Currently there is qualitative improvement of the arm forces, and more emphasis on R & D. The pilots in the air force have university degrees. This means that it is easier for the air force to absorb and learn advance techniques much faster.

At this moment, an invading army is no match for the land forces of China. It is reasonable to postulate China would never cut back to save on advanced weapons. Taking a lesson from the Cultural Revolution (1966 -1976), modernisation of the armed services has to be shielded from political uncertainties, as was done for the missile programmes.

Here the pragmatic thinking is for China to match the US in arms in terms of the deterrence it produces commensurate with its economic wherewithal.

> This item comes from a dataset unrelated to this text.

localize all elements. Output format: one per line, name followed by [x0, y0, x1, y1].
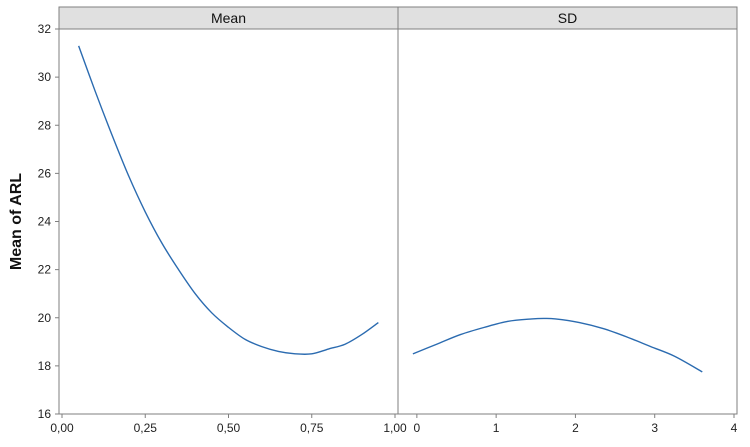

The world expects China to play its responsible role in light of an existing unipolar superpower. Iraq is a lesson China must study assiduously and never for once be complacent.

Thus, prudently there is a phased improvement and no rushing pellmell into a self-destruct arms race.

China need only to take measured steps as its defence needs demand and not fall into a trap set by the enemy to overspend.

The above content represents the view of the author only.